Выехав на шоссе, Кохен старался вести машину со скоростью не выше пятидесяти миль в час. У встречных грузовиков, направлявшихся в Иорданию, редко работало больше двух фар из четырех. Из-за этого вдали они были похожи на мотоциклы, поэтому обгон становился опасным. Но больше всего внимания требовали те, что катили впереди: один задний сигнальный фонарь у них считался роскошью.
Крац был убеждён, что трехсотмильный участок пути от границы до Багдада слишком тяжёл, чтобы преодолеть его без остановки, поэтому решил, что в сорока милях от Багдада следует сделать привал. Скотт поинтересовался у Кохена, когда, по его расчётам, они могут оказаться в этом пункте.
— Если допустить, что я не налечу на брошенный посреди дороги грузовик или не провалюсь в бездонную выбоину, то где-то около четырех, самое позднее в пять часов.
— Мне не нравится эта военная техника на дороге. Как ты думаешь, что происходит? — спросил Крац, не смыкавший глаз после пересечения границы.
— Батальон на марше, я бы сказал, сэр. Мне это не кажется таким уж необычным, и я думаю, нам не стоит беспокоиться, пока они движутся в другую сторону.
— Может быть, ты прав, — сказал Крац.
— Ты бы не стал придавать им такого значения, если бы пересёк границу на законных основаниях, — заметил Скотт.

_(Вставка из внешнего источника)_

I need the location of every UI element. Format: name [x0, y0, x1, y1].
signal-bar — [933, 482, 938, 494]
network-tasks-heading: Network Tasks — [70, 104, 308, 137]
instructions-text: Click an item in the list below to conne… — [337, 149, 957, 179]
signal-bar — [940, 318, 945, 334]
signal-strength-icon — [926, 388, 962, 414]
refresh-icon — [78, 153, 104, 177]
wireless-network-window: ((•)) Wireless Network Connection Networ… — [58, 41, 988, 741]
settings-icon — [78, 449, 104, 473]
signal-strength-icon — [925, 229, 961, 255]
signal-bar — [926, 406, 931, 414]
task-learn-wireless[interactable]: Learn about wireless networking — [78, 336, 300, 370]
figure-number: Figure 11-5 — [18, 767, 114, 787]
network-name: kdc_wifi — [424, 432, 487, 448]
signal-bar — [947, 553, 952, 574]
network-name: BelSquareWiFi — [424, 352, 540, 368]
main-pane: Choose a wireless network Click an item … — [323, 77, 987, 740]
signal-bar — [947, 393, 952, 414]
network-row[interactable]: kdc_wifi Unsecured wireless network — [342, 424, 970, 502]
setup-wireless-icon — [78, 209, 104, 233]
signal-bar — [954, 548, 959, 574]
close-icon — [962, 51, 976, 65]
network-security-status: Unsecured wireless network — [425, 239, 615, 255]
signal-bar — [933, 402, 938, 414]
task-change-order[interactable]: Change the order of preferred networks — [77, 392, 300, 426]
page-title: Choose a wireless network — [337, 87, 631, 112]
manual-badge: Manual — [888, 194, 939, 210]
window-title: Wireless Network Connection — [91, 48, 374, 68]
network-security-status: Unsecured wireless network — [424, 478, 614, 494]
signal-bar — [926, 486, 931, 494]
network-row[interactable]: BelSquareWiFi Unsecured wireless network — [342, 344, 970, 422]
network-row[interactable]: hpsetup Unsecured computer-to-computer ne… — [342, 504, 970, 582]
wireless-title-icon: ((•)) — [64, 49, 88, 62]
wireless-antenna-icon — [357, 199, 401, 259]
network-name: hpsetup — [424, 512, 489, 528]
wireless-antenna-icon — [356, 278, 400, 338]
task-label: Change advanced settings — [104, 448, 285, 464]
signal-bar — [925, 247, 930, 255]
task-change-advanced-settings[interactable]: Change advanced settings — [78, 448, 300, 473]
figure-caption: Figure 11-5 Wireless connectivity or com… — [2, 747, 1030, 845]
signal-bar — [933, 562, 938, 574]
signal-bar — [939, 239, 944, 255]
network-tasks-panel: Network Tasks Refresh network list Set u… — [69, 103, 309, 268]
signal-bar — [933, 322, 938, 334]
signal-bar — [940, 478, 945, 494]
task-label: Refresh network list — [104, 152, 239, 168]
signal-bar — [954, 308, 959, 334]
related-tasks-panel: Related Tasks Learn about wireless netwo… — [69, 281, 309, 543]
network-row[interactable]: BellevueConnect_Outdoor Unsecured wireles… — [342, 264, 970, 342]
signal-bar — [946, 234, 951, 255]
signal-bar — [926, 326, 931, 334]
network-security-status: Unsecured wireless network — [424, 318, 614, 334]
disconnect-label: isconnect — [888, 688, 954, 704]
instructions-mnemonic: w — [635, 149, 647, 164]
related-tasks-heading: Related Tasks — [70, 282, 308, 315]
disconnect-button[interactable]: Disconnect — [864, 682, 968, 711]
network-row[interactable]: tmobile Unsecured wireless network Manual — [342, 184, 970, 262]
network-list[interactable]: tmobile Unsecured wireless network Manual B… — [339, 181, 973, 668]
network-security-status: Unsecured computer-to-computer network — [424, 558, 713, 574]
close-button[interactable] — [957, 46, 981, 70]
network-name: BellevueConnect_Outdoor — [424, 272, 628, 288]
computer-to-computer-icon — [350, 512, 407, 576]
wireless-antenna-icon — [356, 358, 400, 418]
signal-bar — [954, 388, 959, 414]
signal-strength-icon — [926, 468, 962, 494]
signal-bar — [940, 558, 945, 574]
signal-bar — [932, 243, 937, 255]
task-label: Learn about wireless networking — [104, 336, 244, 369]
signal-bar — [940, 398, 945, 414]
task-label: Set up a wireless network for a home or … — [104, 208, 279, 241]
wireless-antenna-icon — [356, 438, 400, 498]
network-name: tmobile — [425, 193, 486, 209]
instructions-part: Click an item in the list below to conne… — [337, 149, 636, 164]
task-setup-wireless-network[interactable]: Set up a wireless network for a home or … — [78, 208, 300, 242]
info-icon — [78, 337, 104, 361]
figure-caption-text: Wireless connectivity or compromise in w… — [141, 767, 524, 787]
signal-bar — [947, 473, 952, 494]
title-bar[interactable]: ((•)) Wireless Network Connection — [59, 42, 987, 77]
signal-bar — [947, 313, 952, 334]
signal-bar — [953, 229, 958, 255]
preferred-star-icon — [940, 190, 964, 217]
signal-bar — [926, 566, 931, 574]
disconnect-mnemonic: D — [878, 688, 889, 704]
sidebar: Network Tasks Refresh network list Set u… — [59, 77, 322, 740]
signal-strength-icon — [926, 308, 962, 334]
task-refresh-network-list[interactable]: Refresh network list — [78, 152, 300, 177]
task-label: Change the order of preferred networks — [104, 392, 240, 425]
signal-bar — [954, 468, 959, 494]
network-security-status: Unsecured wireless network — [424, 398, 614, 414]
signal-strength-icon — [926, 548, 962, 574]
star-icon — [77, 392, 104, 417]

— Возможно. Тем не менее, сержант, — сказал Крац, вновь обращаясь к Кохену, — дай мне знать, как только заметишь что-нибудь необычное на твой взгляд.
— Вроде симпатичной женщины?
Крац ничего не сказал и повернулся к Скотту, чтобы спросить его о чем-то, но, обнаружив, что тот опять задремал, позавидовал его способности засыпать в любом месте и в любые моменты, особенно такие напряжённые, как этот.
Сержант Кохен вёл машину в ночи, время от времени объезжая то сгоревший танк, то большую воронку, оставшиеся после войны. Они ехали и ехали, проезжая небольшие города и казавшиеся безжизненными спящие деревни, пока в начале пятого Кохен не свернул с шоссе на просёлочную дорогу, двигаться по которой можно было только в одну сторону. Проехав ещё минут двадцать, он наконец остановился, когда дорога упёрлась в нависший выступ.
— Даже стервятник не найдёт нас здесь, — сказал Кохен, выключая двигатель. — Разрешите перекурить и прикорнуть, полковник?
Получив согласие, он выпрыгнул из кабины, протянул сигарету Азизу и поспешно скрылся за пальмой. Крац внимательно обследовал окружавшую их местность и решил, что Кохен был прав. Когда он вернулся к грузовику, Кохен с Азизом уже спали, а Скотт сидел на краю выступа и смотрел, как над Багдадом вставало солнце.
— Какое мирный пейзаж, — задумчиво проговорил он, когда Крац сел рядом. — Только Бог может сделать восход таким прекрасным.
— Тут что-то не так, — пробормотал про себя Крац.